What Are The First Signs Of Muscular Dystrophy?
The following are the first signs of muscular dystrophy:
• Difficulty in standing
• Muscle weakness initially near the pelvis, legs and hips
• Walking on the toes (difficulty in raising the front of the foot)
• Trouble while climbing stairs
• Unsteady gait
• Trouble while sitting independently
• Falling often - feeling clumsy
• Behavioural problems
• Trouble while breathing
• Curvature of the spine
How Does Muscular Dystrophy Affect The Body?
Apart from the muscle weakness, this ailment also affects the heart, central nervous system, eyes, hormone-producing glands and gastrointestinal tract. It could be several years after this ailment has set in you might notice its effect on your daily life activities. However, people with myotonic muscular dystrophy might have a decreased life expectancy.
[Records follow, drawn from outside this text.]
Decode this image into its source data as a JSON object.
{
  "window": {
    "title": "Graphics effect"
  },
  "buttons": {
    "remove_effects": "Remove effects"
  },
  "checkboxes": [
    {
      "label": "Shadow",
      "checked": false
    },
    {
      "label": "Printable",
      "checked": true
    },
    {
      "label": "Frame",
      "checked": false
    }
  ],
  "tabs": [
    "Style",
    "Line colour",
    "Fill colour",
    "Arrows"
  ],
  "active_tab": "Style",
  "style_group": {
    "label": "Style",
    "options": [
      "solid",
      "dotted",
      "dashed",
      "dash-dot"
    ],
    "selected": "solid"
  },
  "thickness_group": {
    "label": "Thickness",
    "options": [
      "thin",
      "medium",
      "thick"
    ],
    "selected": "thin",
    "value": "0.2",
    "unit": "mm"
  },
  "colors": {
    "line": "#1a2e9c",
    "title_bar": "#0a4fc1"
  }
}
How Do You Test For Muscular Dystrophy?
Once you notice the signs of muscular dystrophy, immediately approaching a doctor is necessary so that treatment can be started to prevent the condition from worsening. Ideally, your doctor would conduct the following tests to reach a diagnosis and preferable treatment approach:
• Enzyme tests - This is because the muscles that are damaged tend to release an enzyme known as creatine kinase. The test is conducted to determine the presence of this enzyme.
• Genetic testing
• Electromyography - The weakened muscle is tested by insertion of an electrode needle.
• Muscle biopsy
• Heart monitoring tests
• Lung monitoring tests
Is Muscular Dystrophy Treatable?
Although there is no cure for any of the forms of muscular dystrophy, medication and therapy can be prescribed by your doctor to slow the progression of the disease. However, research is being conducted to find a cure. Human trials of gene therapy with a gene known as dystrophin are under progress.